On a quarterly basis, for our stochastic the status is a bearish divergence (wait the end of Q3 for a validation). With this hypothesis, MQ is our first support. LQ is flat. On a monthly basis, our 7 / 23 moving averages are not bearish. A bearish B type crossover is not ruled out before this autumn. The pattern with our Bollinger bands was like a bullish parallel one but a close occurred below MM. A bearish non-crossover is the status for our stochastic (and a bearish divergence is in progress). LM is our next objective.
Idea: a bearish divergence on a yearly time frame could develop (never seen on a quarterly basis).
R = MW (119.58); S = MQ (112.25), LM (110.38), MY (109.39), LQ (101.93)

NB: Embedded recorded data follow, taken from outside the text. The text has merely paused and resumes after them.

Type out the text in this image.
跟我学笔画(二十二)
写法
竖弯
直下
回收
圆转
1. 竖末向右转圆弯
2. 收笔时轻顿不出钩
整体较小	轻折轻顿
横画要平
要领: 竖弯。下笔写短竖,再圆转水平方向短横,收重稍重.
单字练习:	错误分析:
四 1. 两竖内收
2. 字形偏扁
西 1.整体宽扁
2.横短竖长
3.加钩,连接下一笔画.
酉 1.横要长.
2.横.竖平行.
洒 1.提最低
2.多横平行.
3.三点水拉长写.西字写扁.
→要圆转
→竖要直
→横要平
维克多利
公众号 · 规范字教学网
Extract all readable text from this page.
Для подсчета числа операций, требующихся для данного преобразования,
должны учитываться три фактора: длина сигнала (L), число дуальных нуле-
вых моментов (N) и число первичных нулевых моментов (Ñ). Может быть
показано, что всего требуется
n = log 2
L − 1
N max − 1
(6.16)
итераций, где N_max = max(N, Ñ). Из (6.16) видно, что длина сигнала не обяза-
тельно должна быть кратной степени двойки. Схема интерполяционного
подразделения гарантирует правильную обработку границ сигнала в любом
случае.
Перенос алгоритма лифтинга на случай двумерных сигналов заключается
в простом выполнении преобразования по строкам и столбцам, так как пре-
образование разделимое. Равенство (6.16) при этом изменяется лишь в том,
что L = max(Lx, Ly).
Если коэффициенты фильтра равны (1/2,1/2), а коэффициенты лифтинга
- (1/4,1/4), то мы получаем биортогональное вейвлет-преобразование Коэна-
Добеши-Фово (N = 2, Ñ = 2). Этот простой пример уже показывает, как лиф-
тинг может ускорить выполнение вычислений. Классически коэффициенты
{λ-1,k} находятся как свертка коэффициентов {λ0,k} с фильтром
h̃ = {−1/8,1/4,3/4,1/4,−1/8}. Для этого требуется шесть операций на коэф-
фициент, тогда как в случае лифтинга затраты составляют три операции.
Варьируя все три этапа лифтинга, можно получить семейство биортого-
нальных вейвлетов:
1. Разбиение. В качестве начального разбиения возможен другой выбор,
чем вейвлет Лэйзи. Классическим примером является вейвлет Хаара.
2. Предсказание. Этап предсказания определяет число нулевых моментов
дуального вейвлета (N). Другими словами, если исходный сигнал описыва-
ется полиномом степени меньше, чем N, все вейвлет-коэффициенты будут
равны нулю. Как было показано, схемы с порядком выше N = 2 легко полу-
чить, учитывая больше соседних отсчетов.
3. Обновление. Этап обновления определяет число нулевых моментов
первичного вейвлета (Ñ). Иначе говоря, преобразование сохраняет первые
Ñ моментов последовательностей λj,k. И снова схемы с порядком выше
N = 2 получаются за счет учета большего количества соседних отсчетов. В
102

Medium term: bearish without ATDMF pattern
On a weekly basis, the status for our 7 / 23 weeks moving averages is a bearish A type crossover. The decline in progress could continue or amplify as long as our MW proves to be a resistance (end of a week).
Idea: recovery above MW
R = MW (119.58); S = LW (113.22), LM (110.38), –
Short term: decline with a close below MD
On a daily basis, UD / LD spread is not minimal. Our stochastic and MACD are overbought. With a close below MD, LW is our next objective.
Idea: focus on Thursday close.
R = UD (119.06); S = MD (116.53), LD (113.99)
Conclusion: with a bearish divergence as a status for our quarterly stochastic (end of Q3), a Major financial crisis will develop.